By switching to a new scheme, we have unified the process of deploying an OS and servicing servers of different generations: systems without UEFI (based on 1366 sockets and the like), HP and IBM blade systems, Supermicro servers from generations X8 to X12, Gigabyte, Asus and Asrock, custom BIOS for T-platforms and OCP Winterfell, as well as modern Dell servers and motherboards for EPYC and Ryzen on which Legacy mode is not actually supported.

Now we have automated the renting out of almost 90% of our machines to our customers: if you order a standard or stock server through the API or the website, it will be completely ready within 5-15 minutes.
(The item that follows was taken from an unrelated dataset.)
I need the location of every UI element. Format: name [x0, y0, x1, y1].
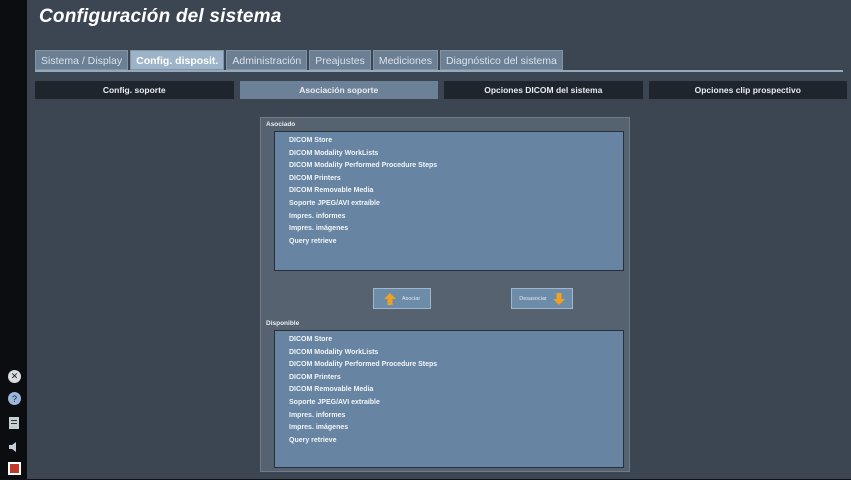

The solution described in this article has made it possible to almost completely automate the independent reinstallation of the OS by the client through their personal account or API. Our engineers, only in rare cases, need to connect to those machines deployed without remote control, those with non-standard variations, and also in the event of a complex configuration of the disk subsystem.

Now the release of a new branch of the OS and the next installation system will not make you contemplate changing careers - it will rather be a routine event that happens once a quarter. We will continue to work on improving our deployment system every day, analyzing the logs of unsuccessful installations, as well as testing new motherboards and server platforms in various modes. We are adding new features for partitioning disks, transferring SSH keys, setting the OS and network addresses, notifying clients about installations, and more. The system is completely ready for development and expansion.